The way we discover and consumer content has been forever changed by the Internet. What the Web was to print media, curation services are to Web publications, though to a much lesser degree. There’s more collaboration and mutual beneficence to be found here, but the growing pains are still evident.
And that’s why there’s much experimentation focused around how these two sectors can work together. Today News360 takes a step in that direction, announcing a new beta program to partner with publishers like Fox Sports, The Atlantic, and Popular Science (plus some 25 others) to help get digital content to new eyes.
The program is being launched hot on the heels of News360’s big redesign, which CEO Roman Karachinsky tells me has given the startup greater insight into its readers. “We’re really, really happy with how engagement has gone up,” he says. “The number one thing we’re tracking is how much reading people are doing, because, even in the old version before we launched the redesign, sessions were long but there was a lot of swiping and looking at headlines.

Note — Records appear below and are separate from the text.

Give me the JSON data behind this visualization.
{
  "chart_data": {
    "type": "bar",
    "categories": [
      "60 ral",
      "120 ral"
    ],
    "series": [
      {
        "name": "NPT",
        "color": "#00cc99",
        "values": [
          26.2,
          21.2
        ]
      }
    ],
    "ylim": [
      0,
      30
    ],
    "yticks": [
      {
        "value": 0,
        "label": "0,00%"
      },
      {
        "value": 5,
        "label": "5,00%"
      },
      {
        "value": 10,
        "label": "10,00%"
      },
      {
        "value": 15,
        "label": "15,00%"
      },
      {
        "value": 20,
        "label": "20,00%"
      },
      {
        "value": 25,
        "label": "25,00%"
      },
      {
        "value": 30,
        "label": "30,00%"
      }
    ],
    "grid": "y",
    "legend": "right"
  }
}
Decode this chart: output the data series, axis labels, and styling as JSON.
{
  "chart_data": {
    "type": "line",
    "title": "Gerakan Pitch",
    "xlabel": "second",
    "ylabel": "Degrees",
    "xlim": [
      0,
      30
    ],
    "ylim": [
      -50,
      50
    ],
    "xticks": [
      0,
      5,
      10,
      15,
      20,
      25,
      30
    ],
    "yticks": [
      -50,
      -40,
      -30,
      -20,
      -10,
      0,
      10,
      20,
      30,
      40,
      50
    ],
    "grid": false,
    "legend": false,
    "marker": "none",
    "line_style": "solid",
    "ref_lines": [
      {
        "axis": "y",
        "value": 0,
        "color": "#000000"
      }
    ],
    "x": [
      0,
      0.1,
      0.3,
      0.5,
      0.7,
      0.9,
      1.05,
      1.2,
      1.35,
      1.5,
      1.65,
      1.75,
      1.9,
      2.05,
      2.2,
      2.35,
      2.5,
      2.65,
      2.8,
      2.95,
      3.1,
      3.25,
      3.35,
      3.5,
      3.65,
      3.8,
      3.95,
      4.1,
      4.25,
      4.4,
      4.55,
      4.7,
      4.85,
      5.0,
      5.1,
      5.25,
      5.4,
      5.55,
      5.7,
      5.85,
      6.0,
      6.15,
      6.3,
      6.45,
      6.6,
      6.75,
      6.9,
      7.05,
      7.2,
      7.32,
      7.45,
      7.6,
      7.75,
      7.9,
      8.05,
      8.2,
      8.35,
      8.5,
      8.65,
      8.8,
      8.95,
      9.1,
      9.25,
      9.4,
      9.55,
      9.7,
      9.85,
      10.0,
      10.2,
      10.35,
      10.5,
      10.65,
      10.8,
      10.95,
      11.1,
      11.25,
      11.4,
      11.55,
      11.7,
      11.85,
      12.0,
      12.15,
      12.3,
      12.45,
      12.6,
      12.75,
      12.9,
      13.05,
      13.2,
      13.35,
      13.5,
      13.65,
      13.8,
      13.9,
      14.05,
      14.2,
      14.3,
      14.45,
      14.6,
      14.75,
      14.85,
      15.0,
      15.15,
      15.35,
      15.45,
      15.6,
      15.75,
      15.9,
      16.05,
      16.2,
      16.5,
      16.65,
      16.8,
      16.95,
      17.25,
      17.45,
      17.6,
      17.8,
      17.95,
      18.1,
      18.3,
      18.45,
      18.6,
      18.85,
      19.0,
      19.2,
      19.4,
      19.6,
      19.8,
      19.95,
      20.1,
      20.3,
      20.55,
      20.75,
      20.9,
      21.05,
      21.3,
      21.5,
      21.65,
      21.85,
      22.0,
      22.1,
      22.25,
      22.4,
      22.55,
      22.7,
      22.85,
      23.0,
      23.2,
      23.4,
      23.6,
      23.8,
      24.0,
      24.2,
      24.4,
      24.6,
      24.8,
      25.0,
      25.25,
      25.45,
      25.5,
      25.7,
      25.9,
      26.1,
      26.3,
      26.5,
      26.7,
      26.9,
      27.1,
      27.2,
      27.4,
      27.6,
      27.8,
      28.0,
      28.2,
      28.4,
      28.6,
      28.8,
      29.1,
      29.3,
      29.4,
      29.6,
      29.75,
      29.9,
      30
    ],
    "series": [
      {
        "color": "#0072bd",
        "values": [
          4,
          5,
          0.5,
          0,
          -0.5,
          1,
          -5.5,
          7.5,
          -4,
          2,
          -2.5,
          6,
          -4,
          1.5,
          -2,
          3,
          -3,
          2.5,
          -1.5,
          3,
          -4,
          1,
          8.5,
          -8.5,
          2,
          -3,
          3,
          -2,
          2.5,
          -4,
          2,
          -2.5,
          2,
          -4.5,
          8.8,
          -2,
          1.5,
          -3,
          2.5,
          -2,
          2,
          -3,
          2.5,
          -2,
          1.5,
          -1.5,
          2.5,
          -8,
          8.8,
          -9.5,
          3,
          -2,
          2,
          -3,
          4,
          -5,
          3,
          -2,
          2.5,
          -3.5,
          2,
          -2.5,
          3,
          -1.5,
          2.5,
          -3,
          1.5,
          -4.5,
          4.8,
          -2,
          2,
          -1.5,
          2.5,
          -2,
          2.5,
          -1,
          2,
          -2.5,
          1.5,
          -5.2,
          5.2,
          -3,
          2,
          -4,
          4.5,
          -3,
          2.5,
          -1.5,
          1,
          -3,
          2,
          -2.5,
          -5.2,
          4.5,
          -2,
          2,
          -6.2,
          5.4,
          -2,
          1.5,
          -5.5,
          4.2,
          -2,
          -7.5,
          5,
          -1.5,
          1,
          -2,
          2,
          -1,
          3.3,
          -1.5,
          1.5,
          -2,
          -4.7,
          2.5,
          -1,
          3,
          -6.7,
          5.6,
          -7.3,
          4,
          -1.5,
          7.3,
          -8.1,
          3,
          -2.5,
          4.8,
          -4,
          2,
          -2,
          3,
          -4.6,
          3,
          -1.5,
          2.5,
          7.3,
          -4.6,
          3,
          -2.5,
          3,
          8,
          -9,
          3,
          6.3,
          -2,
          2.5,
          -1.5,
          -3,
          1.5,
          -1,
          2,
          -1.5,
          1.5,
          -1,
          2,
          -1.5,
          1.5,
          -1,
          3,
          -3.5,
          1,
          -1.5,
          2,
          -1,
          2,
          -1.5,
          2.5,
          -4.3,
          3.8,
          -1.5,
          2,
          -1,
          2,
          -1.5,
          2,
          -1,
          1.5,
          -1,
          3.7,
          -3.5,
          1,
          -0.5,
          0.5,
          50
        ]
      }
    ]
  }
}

So one of our goals with the new release was to get people to really read more, and that’s why we wanted to find more niche, interesting, better content to go along with this idea.”
Karachinsky says that since the overhaul, people are reading twice as much and that session lengths have increased, as has retention.
And that’s where Web publishers come in. All those things mentioned above – people reading more, for longer, and coming back to said reading material – is what every publisher dreams of. And if attaining it means partnering with curation services, then so be it.
Of course, there are drawbacks here, and they always go back to the same thing: Money. When eyeballs don’t land on your personal page, they don’t land on your ads, and thus you sacrifice. But given the undeniable curation trend, it’s a quickly becoming the nature of the beast. Recently, we saw the dark side of that beast when read-it-later service Instapaper cut off access to a publication because of what turned out to be very personal reasons, a move that drew attention to the fact that an exclusive group of services can cut off the pipeline to content.
But when implemented fairly and with a dose of algorithm suggestions, mutual benefit can be found. “We don’t want to just surface the New York Times or the Wall Street Journal – you know about all those sources,” Kachinsky tells me. “We want to proactively find things you wouldn’t have seen otherwise. And that connection we can form between a new author or a new source gives value to the publishers. For niche and smaller, local publications, and content creators who are desperately looking for new ways to get readers, this can help them get that.”
The new News360 design will continue to roll out to more platforms in the near future, and an iPhone 5 optimized version will be ready in time for the phone by Friday.